Gizem: Evet, araştırmalar yaptım. Antalya’da Saklıkent’te bile bir kayak merkezi var. Eskiden sadece Uludağ’ı bilirdik ama şimdi Türkiye’nin doğusundan batısına her yerde bir kayak merkezi bulmak mümkün. Üstelik bu merkezlerin çoğu çocuk odaklı, çocukların kayak öğrenmesine büyük önem veriyorlar.
Gülay: Türkiye, kar sporları açısından oldukça zengin bir ülke. Tek dezavantajı, bazı merkezlerin her yıl aynı oranda kar alması değil. İstikrarlı kar olan merkezler genellikle doğuda bulunuyor. Bir seyahat yazarı olarak, “Türkiye’nin kayak merkezi Erzurum’dur” diyebilirim. Saklıkent’te geçen kış kar yoktu, bu kış ise durum farklı. Uludağ, bu dengesizlik nedeniyle cazibesini kaybetti. Geçen yıl kar azdı ama bu sene iyi yağdı; yine de gençlerin gözdesi olmaya devam ediyor.
Gizem: Tamam, birçok seçenek var. Şimdi arabaya ya da uçağa atlayıp gidebiliriz. Buraya kadar her şey kolay. Asıl mesele, kayak için gerekli ekipman. Kar pantolonu, mont, içlikler, ayakkabılar, eldivenler, gözlükler… Çocuğu baştan aşağı giydirmek gerekiyor. Her yıl büyüdüğünü göz önünde bulundurunca, bu kıyafetler tatilden pahalıya geliyor.
Gülay: Bu noktada araştırmacı anne radarlarını açmalıyız. Benim birkaç tecrübem var: İyi bir su geçirmez şişme montu, şehirde de giyilebilir. Biraz büyük olsa da, çocuklar henüz küçük oldukları için itiraz etmeden giyiyorlar. İçlik olarak yün bir külotlu çorap ya da tayt kullanabiliriz. Pantolon şart; o da zincir spor mağazalarında uygun fiyatlarla bulunabiliyor. Biz ailece kayak pantolonlarımızı bir zincir mağazanın outlet’inden yazın almıştık.
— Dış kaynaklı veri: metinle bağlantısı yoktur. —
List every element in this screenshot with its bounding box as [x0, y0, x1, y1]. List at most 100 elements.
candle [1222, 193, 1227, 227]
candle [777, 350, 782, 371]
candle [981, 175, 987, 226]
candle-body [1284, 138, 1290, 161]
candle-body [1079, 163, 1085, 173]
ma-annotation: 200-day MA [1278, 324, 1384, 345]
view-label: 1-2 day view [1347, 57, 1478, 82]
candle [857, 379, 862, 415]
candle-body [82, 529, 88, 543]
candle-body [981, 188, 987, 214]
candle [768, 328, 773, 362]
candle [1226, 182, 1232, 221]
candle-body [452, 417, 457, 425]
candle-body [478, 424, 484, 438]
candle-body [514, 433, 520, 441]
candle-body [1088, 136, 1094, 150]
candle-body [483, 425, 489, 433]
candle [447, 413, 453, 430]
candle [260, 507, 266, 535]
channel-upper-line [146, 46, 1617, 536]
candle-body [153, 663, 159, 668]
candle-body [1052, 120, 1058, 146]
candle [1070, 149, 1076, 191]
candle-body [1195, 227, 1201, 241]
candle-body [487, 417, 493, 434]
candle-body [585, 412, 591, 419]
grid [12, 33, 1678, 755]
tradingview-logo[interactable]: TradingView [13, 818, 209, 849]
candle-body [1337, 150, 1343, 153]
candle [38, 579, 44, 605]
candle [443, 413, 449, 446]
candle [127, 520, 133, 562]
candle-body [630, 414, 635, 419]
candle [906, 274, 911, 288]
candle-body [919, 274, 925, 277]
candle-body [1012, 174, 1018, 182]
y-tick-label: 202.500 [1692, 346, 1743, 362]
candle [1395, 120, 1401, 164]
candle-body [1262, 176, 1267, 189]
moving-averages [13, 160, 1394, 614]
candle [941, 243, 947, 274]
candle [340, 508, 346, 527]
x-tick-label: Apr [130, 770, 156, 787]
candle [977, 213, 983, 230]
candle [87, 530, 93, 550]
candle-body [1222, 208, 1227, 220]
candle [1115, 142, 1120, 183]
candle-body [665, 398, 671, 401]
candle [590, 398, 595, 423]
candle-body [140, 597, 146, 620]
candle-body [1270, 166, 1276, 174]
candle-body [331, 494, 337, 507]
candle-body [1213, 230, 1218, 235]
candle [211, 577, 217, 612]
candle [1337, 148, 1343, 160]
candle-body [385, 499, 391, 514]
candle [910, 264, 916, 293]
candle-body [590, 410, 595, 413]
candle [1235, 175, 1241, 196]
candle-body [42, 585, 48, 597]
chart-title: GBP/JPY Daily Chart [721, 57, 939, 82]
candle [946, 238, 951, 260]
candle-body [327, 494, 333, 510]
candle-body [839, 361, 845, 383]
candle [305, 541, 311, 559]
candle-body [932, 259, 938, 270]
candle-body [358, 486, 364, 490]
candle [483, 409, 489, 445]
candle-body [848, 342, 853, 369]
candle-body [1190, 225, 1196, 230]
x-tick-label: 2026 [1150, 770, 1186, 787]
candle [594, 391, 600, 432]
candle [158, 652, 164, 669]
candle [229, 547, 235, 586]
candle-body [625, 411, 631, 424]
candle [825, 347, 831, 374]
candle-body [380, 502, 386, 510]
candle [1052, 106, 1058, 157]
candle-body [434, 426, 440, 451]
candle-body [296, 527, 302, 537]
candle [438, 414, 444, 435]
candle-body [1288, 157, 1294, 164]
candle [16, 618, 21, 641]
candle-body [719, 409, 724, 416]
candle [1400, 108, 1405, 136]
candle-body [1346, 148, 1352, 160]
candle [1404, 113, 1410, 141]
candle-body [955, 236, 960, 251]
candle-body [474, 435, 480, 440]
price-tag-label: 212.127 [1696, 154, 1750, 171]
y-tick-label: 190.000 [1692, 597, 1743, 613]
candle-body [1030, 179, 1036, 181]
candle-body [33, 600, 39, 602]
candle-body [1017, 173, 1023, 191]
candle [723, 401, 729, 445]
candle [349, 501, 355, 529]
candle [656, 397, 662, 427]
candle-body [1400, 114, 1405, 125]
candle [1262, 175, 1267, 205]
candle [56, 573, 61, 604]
Gizem: Sezon dışı alışveriş yapmak oldukça mantıklı. Bu yaz kış için kayak tatili planım olmadığından gözüm reyonlarda değildi. Ancak ekonomik anne radarımı dün akşam açtığımda en uygun fiyatlı kayak giysilerini araştırdım. Ama bir mesele daha var; çocuk acaba bu sporu sevecek mi? Yani bu kış gidip iki yıl giyeceği kıyafeti almak da en akıllıca çözüm değil. Bu yüzden biraz daha araştırıp kaskından tulumuna, botundan montuna kiralayan internet siteleri buldum. Bazıları en iyi markaların giysilerini kiralarken, fiyatları oldukça makul. Bence en iyi çözümlerden biri ikinci el satın almak. Sonuçta çocuklar kayak takımını maksimum iki yıl giyiyor; bu nedenle çok da eskitemiyorlar. İkinci el alışveriş siteleri bu anlamda oldukça zengin.
Gülay: Kesinlikle! Bu arada, otellerin içinde ya da pist bölgelerinde kiralık kask, gözlük ve ekipman bulmak da oldukça kolay. Peki, siz hangi bölgeyi seçtiniz?
Gizem: Yakınlık sebebiyle Uludağ cazip geliyor ama aklımın bir yanı Palandöken, Erzurum’da. Geçen ay bir iş için oraya gittim ve havaalanından 20 dakikada Palandöken’e varmak oldukça keyifliydi. Ancak Lorin biraz daha büyük olsaydı, kesinlikle bir gençlik kampına göndermek isterdim. 10-16 yaş grubu için çok fazla seçenek mevcut. Aile kayak kamplarında da alternatifler var. Çocuğumu alıp tek başıma gitmektense, başka çocuklu ailelerin katıldığı kamp programına dahil olmak daha mantıklı geliyor. Bu alanda Küçük Filozoflar Kampta, Oyun Kampta veya Childbreak gibi organizasyonları öneririm; yurtdışı için kayak kamp programları da mevcut.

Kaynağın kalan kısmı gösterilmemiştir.